Aussie Fluid Power said that it takes the security and privacy of its data very seriously. “We have reported the incident to the Australian Cyber Security Centre and have acted immediately to secure our systems and are strengthening our security protocols as a priority. We sincerely apologize and are contacting those stakeholders who may have been impacted as quickly as possible.”
Last week, the ACSC reported that critical infrastructure continues to be a target for state-sponsored cyber actors, cybercriminals, and hacktivists. This is due to the sensitive data that these critical organizations hold and their role in providing services that support Australia’s national resilience, sovereignty, and prosperity.
During the second quarter of 2025, Dragos reported that several new ransomware groups emerged, significantly escalating threats to industrial and enterprise organizations. These groups introduced innovative and adaptive tactics, techniques, and procedures, creating complex new defensive challenges for cybersecurity teams.
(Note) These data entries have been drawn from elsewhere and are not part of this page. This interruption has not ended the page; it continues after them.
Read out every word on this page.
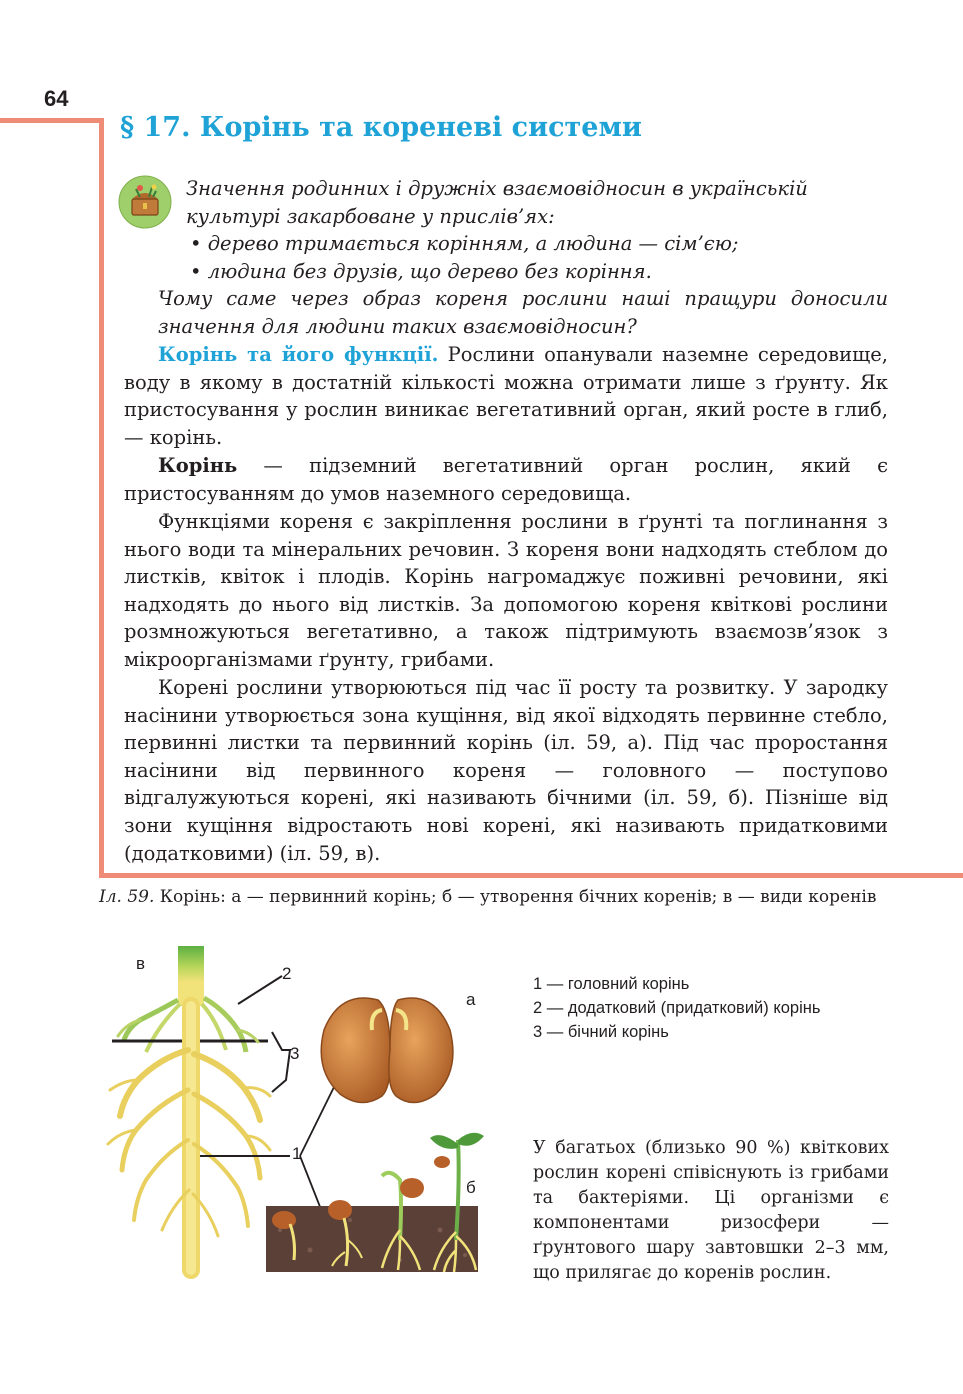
64
§ 17. Корінь та кореневі системи
Значення родинних і дружніх взаємовідносин в українській культурі закарбоване у прислів’ях:
• дерево тримається корінням, а людина — сім’єю;
• людина без друзів, що дерево без коріння.
Чому саме через образ кореня рослини наші пращури доносили значення для людини таких взаємовідносин?
Корінь та його функції. Рослини опанували наземне середовище, воду в якому в достатній кількості можна отримати лише з ґрунту. Як пристосування у рослин виникає вегетативний орган, який росте в глиб, — корінь.
Корінь — підземний вегетативний орган рослин, який є пристосуванням до умов наземного середовища.
Функціями кореня є закріплення рослини в ґрунті та поглинання з нього води та мінеральних речовин. З кореня вони надходять стеблом до листків, квіток і плодів. Корінь нагромаджує поживні речовини, які надходять до нього від листків. За допомогою кореня квіткові рослини розмножуються вегетативно, а також підтримують взаємозв’язок з мікроорганізмами ґрунту, грибами.
Корені рослини утворюються під час її росту та розвитку. У зародку насінини утворюється зона кущіння, від якої відходять первинне стебло, первинні листки та первинний корінь (іл. 59, а). Під час проростання насінини від первинного кореня — головного — поступово відгалужуються корені, які називають бічними (іл. 59, б). Пізніше від зони кущіння відростають нові корені, які називають придатковими (додатковими) (іл. 59, в).
Іл. 59. Корінь: а — первинний корінь; б — утворення бічних коренів; в — види коренів
в
а
б
2
3
1
1 — головний корінь
2 — додатковий (придатковий) корінь
3 — бічний корінь
У багатьох (близько 90 %) квіткових рослин корені співіснують із грибами та бактеріями. Ці організми є компонентами ризосфери — ґрунтового шару завтовшки 2–3 мм, що прилягає до коренів рослин.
Among the newly identified groups impacting industrial sectors were Gunra, Dire Wolf, Kraken, Silent, Anubis, BERT, Chaos, Crypto24, IMN Crew, Kawa4096, Underground, and Warlock.
The Aussie Fluid Power attack occurs at a time when the manufacturing sector is facing a sharp rise in cyberattacks, including a notable surge in ransomware incidents.
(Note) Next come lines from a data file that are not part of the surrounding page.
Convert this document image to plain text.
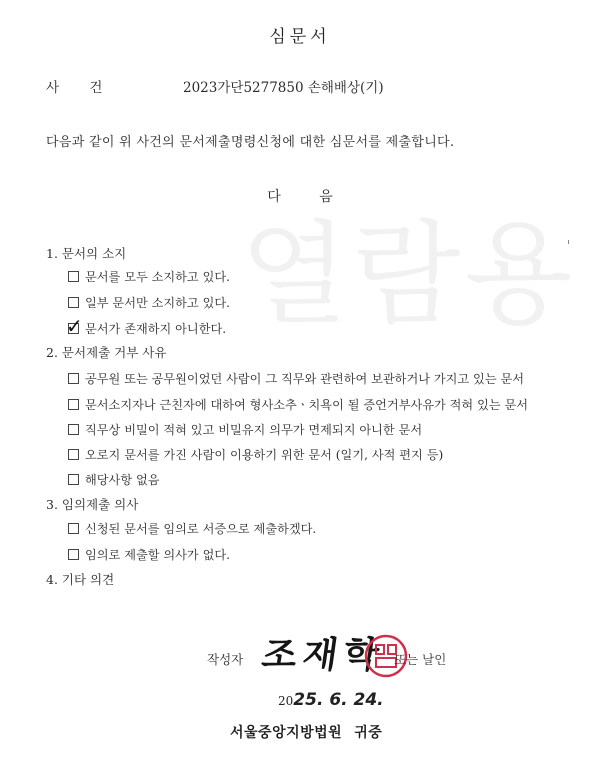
열람용
심문서
사 건	2023가단5277850 손해배상(기)
다음과 같이 위 사건의 문서제출명령신청에 대한 심문서를 제출합니다.
다 음
1. 문서의 소지
문서를 모두 소지하고 있다.
일부 문서만 소지하고 있다.
✓ 문서가 존재하지 아니한다.
2. 문서제출 거부 사유
공무원 또는 공무원이었던 사람이 그 직무와 관련하여 보관하거나 가지고 있는 문서
문서소지자나 근친자에 대하여 형사소추ㆍ치욕이 될 증언거부사유가 적혀 있는 문서
직무상 비밀이 적혀 있고 비밀유지 의무가 면제되지 아니한 문서
오로지 문서를 가진 사람이 이용하기 위한 문서 (일기, 사적 편지 등)
해당사항 없음
3. 임의제출 의사
신청된 문서를 임의로 서증으로 제출하겠다.
임의로 제출할 의사가 없다.
4. 기타 의견
작성자 조재학 또는 날인
2025. 6. 24.
서울중앙지방법원 귀중
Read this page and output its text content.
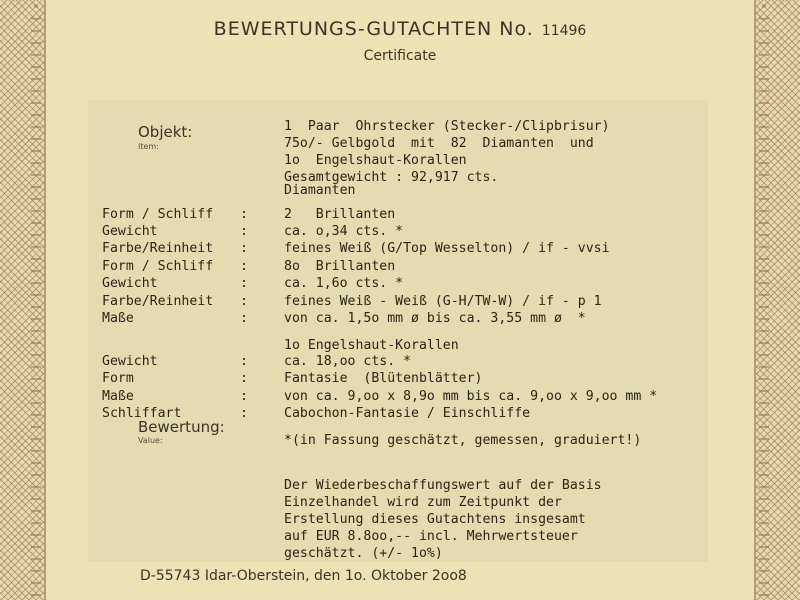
BEWERTUNGS-GUTACHTEN No. 11496
Certificate
Objekt:
Item:

1  Paar  Ohrstecker (Stecker-/Clipbrisur)
75o/- Gelbgold  mit  82  Diamanten  und
1o  Engelshaut-Korallen
Gesamtgewicht : 92,917 cts.

Diamanten
Form / Schliff :	2   Brillanten
Gewicht	:	ca. o,34 cts. *
Farbe/Reinheit :	feines Weiß (G/Top Wesselton) / if - vvsi
Form / Schliff :	8o  Brillanten
Gewicht	:	ca. 1,6o cts. *
Farbe/Reinheit :	feines Weiß - Weiß (G-H/TW-W) / if - p 1
Maße	:	von ca. 1,5o mm ø bis ca. 3,55 mm ø  *
1o Engelshaut-Korallen
Gewicht	:	ca. 18,oo cts. *
Form	:	Fantasie  (Blütenblätter)
Maße	:	von ca. 9,oo x 8,9o mm bis ca. 9,oo x 9,oo mm *
Schliffart	:	Cabochon-Fantasie / Einschliffe
Bewertung:
Value:	*(in Fassung geschätzt, gemessen, graduiert!)

Der Wiederbeschaffungswert auf der Basis
Einzelhandel wird zum Zeitpunkt der
Erstellung dieses Gutachtens insgesamt
auf EUR 8.8oo,-- incl. Mehrwertsteuer
geschätzt. (+/- 1o%)

D-55743 Idar-Oberstein, den 1o. Oktober 2oo8
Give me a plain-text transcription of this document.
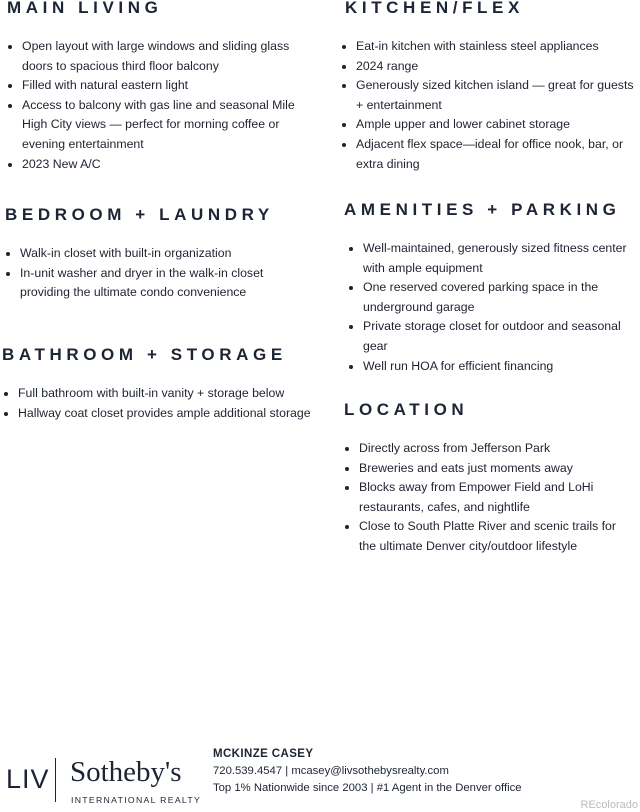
MAIN LIVING
Open layout with large windows and sliding glass doors to spacious third floor balcony
Filled with natural eastern light
Access to balcony with gas line and seasonal Mile High City views — perfect for morning coffee or evening entertainment
2023 New A/C
BEDROOM + LAUNDRY
Walk-in closet with built-in organization
In-unit washer and dryer in the walk-in closet providing the ultimate condo convenience
BATHROOM + STORAGE
Full bathroom with built-in vanity + storage below
Hallway coat closet provides ample additional storage
KITCHEN/FLEX
Eat-in kitchen with stainless steel appliances
2024 range
Generously sized kitchen island — great for guests + entertainment
Ample upper and lower cabinet storage
Adjacent flex space—ideal for office nook, bar, or extra dining
AMENITIES + PARKING
Well-maintained, generously sized fitness center with ample equipment
One reserved covered parking space in the underground garage
Private storage closet for outdoor and seasonal gear
Well run HOA for efficient financing
LOCATION
Directly across from Jefferson Park
Breweries and eats just moments away
Blocks away from Empower Field and LoHi restaurants, cafes, and nightlife
Close to South Platte River and scenic trails for the ultimate Denver city/outdoor lifestyle
LIV Sotheby's
INTERNATIONAL REALTY
MCKINZE CASEY
720.539.4547 | mcasey@livsothebysrealty.com
Top 1% Nationwide since 2003 | #1 Agent in the Denver office
REcolorado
According to Forescout, there was a 71% rise in threat actors targeting the manufacturing sector in 2024, with 79% of these actors being cybercriminals and 45% being ransomware gangs. Notably, the RansomHub group was responsible for 78 incidents, including large data thefts.
Dragos reported an 87% surge in ransomware attacks against industrial organizations over the past year, with a 60% increase in attacks affecting OT/ICS systems. These attacks have led to production line halts, supply chain disruptions, and the exfiltration of sensitive data.
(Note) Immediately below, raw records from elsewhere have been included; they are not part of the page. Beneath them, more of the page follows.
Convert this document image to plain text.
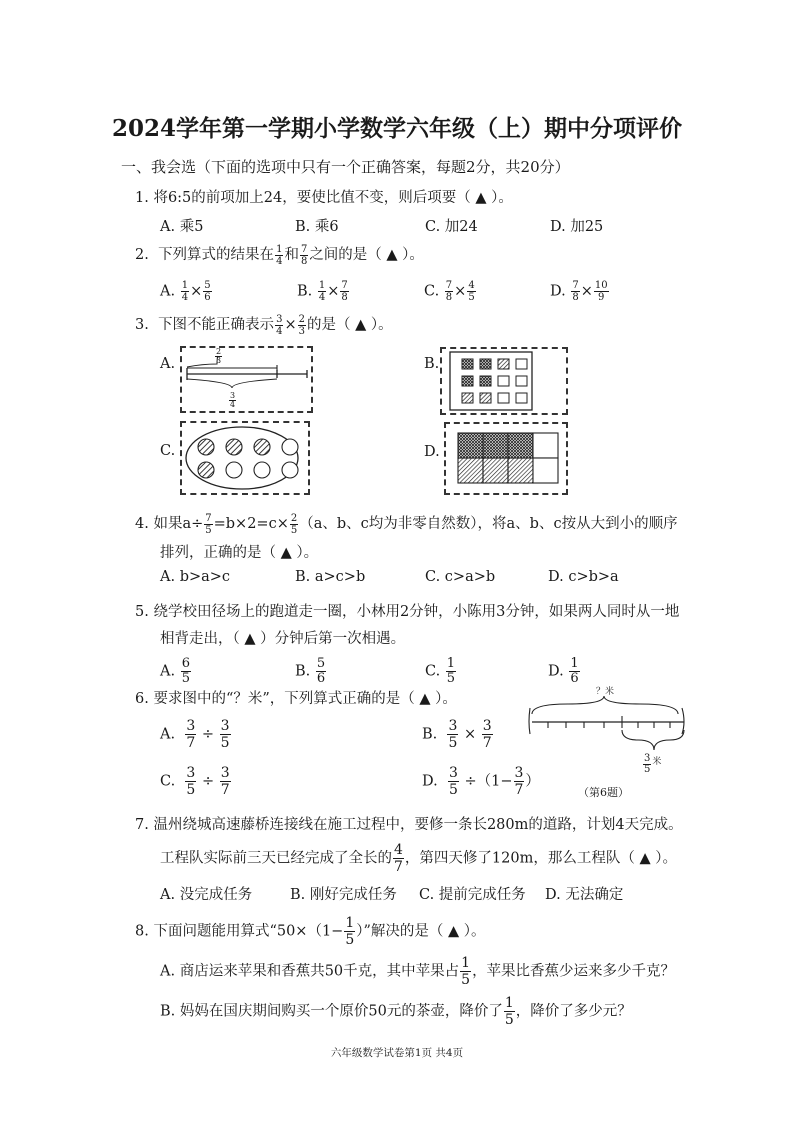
2024学年第一学期小学数学六年级（上）期中分项评价
一、我会选（下面的选项中只有一个正确答案，每题2分，共20分）
1. 将6:5的前项加上24，要使比值不变，则后项要（ ▲ ）。
A. 乘5	B. 乘6	C. 加24	D. 加25
2. 下列算式的结果在 $\frac{1}{4}$ 和 $\frac{7}{8}$ 之间的是（ ▲ ）。
A. $\frac{1}{4} \times \frac{5}{6}$	B. $\frac{1}{4} \times \frac{7}{8}$	C. $\frac{7}{8} \times \frac{4}{5}$	D. $\frac{7}{8} \times \frac{10}{9}$
3. 下图不能正确表示 $\frac{3}{4} \times \frac{2}{3}$ 的是（ ▲ ）。
A.	$\frac{2}{3}$
$\frac{3}{4}$
B.
C.	D.
4. 如果$a\div \frac{7}{5} =b\times 2=c\times \frac{2}{5} (a$、b、c均为非零自然数），将a、b、c按从大到小的顺序
排列，正确的是（ ▲ ）。
A. b>a>c	B. a>c>b	C. c>a>b	D. c>b>a
5. 绕学校田径场上的跑道走一圈，小林用2分钟，小陈用3分钟，如果两人同时从一地
相背走出，（ ▲ ）分钟后第一次相遇。
A. $\frac{6}{5}$	B. $\frac{5}{6}$	C. $\frac{1}{5}$	D. $\frac{1}{6}$
6. 要求图中的“？米”，下列算式正确的是（ ▲ ）。
A. $\frac{3}{7} \div \frac{3}{5}$	B. $\frac{3}{5} \times \frac{3}{7}$
C. $\frac{3}{5} \div \frac{3}{7}$	D. $\frac{3}{5} \div(1- \frac{3}{7}$ ）
？米
$\frac{3}{5} ^米$
（第6题）
7. 温州绕城高速藤桥连接线在施工过程中，要修一条长280m的道路，计划4天完成。
工程队实际前三天已经完成了全长的 $\frac{4}{7}$ ，第四天修了120m，那么工程队（ ▲ ）。
A. 没完成任务	B. 刚好完成任务 C. 提前完成任务 D. 无法确定
8. 下面问题能用算式“$50\times(1- \frac{1}{5}$ ）”解决的是（ ▲ ）。
A. 商店运来苹果和香蕉共50千克，其中苹果占 $\frac{1}{5}$ ，苹果比香蕉少运来多少千克？
B. 妈妈在国庆期间购买一个原价50元的茶壶，降价了 $\frac{1}{5}$ ，降价了多少元？
六年级数学试卷第1页 共4页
Detection and proactive defense company DeXpose has identified that ransomware attacks are increasingly targeting both enterprise and mid-sized organizations across sectors. To reduce impact and prevent future incidents, organizations must continuously monitor their networks, which can detect breached credentials, leaked databases, and threat actor chatter in near real-time before damage spreads internally. It is essential to conduct a full compromise assessment immediately to determine how attackers infiltrated the network, what data may have been exfiltrated, and whether any persistence mechanisms remain active.
Organizations should also validate their backups to ensure they are current, encrypted, and stored offline, and employ immutable backup solutions to defend against ransomware encryption and deletion attempts. Applying threat intelligence by integrating external threat feeds into SIEM or XDR platforms allows for real-time alerting and correlation. Strengthening employee defenses through phishing simulations and enforcing multi-factor authentication across all access points is critical, as attackers often exploit weak or reused credentials sourced from the dark web.
Finally, engaging professional response teams, including cybersecurity incident response experts, threat analysts, and legal counsel, is necessary before initiating any dialogue with ransomware groups or ransom brokers.